Er hatte Heilwegs Kampf mit angeschaut und wußte, sie opferte mit ihrer Liebe zu dem Toten ein Stück ihres Herzens, aber als er sie in stiller Stunde gemahnt, sich selbst nicht zu verlieren, hatte sie ihm geantwortet: »Ich halte Wolff Dietrich von Neuffen gar wert und vertraue ihm von Herzen!« Da hatte Gerhard Stark ihr geglaubt und gedacht: »So geb es Gott, daß die Liebe dem Vertrauen folgen möge.«

Und dann war die Osterwoche gekommen, und die junge Posthuma hatte schluchzend vor ihm gekniet und ihm zitternd ihr jungfräuliches Beichtgeheimnis anvertraut: »Ich lieb ihn, aber nicht mit der Liebe des Kindes, meine Liebe ist heiße, sehnende Frauenliebe!«

Machtlos stand er da. Es half nichts, daß er ihr sagte: »Deine Liebe ist Sünde, reiß sie aus und zertritt sie!« Er wußte es nur zu gut, wie wenig solch Zertreten fruchtete, wie das mühsam ausgerottete Kräutlein immer wieder emporrankte und alles überwucherte. Er wußte es: in solchem Streit helfen nur jahrelange treue Ausdauer, Geduld und Gebet. Und Posthuma war noch so jung; kaum erblüht, war der Reif auf die zarte Knospe gefallen.

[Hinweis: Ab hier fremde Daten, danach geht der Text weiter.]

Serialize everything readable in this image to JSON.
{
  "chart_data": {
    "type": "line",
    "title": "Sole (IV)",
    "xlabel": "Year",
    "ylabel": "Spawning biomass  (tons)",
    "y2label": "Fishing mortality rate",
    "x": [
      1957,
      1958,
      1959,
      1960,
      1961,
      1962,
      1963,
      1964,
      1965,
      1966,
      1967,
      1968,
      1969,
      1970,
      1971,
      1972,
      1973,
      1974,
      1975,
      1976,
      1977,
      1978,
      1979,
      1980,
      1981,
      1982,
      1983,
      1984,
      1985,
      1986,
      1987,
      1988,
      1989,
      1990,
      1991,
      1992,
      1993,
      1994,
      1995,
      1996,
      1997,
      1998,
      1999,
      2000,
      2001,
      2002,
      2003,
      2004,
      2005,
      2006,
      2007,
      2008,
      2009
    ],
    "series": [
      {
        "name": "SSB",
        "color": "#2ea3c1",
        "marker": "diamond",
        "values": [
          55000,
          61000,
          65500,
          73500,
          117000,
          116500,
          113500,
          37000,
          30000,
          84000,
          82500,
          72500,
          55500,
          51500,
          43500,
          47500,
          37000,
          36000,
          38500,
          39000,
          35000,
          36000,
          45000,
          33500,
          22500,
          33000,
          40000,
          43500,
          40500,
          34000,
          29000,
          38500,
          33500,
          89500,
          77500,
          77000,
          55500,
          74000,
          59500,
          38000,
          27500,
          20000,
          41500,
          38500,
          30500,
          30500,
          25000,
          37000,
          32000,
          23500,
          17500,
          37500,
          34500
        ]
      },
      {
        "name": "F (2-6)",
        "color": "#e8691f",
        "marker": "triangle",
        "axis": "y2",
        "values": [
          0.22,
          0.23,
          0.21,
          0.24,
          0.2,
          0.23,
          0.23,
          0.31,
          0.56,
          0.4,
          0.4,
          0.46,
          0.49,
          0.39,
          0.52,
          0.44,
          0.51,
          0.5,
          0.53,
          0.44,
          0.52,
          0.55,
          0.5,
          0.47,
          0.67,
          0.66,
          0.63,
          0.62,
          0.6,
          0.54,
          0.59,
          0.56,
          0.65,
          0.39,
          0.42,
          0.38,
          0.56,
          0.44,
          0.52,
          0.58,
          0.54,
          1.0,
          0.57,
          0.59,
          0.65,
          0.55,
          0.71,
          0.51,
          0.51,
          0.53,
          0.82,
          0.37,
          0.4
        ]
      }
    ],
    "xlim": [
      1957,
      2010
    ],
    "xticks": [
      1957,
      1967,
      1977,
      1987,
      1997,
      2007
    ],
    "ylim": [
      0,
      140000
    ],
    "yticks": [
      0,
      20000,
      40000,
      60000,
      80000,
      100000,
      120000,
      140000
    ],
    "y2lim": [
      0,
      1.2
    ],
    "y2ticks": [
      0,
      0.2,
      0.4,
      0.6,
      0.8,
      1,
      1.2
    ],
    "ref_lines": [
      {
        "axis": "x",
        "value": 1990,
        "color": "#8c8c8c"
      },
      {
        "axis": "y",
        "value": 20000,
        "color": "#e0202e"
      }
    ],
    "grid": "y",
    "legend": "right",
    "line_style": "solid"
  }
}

Er half dem armen Kinde, soweit es in seinen Kräften stand, zurecht und riet Heilweg, die sich, nichts ahnend, um das blasse Mägdlein sorgte, sie, sobald es irgend tunlich, fortzugeben. Sie sei ihr Lebtag nicht von der Burg gekommen, jetzund sei der Augenblick, da ihr Gottes schöne Welt offenstehe.

Und während sie noch zauderte, traf ein Bote der Landgräfin von Thüringen ein, welche die Mohrungerin bat, ihr nach ihrer Hochzeit die Tochter als Hofjungfer auf die Wartburg zu senden. So fielen die Würfel. Posthuma hatte sich sofort bereit erklärt, und einige Stunden später trug der Fürstenbote Frau Heilwegs Antwort ins Landgrafenhaus.

Aus dem offenen Fenster der Kemnate blickte das Mägdlein dem Reiter nach, als Gerhard Stark an ihre Seite trat und die Hand auf ihre Schulter legte.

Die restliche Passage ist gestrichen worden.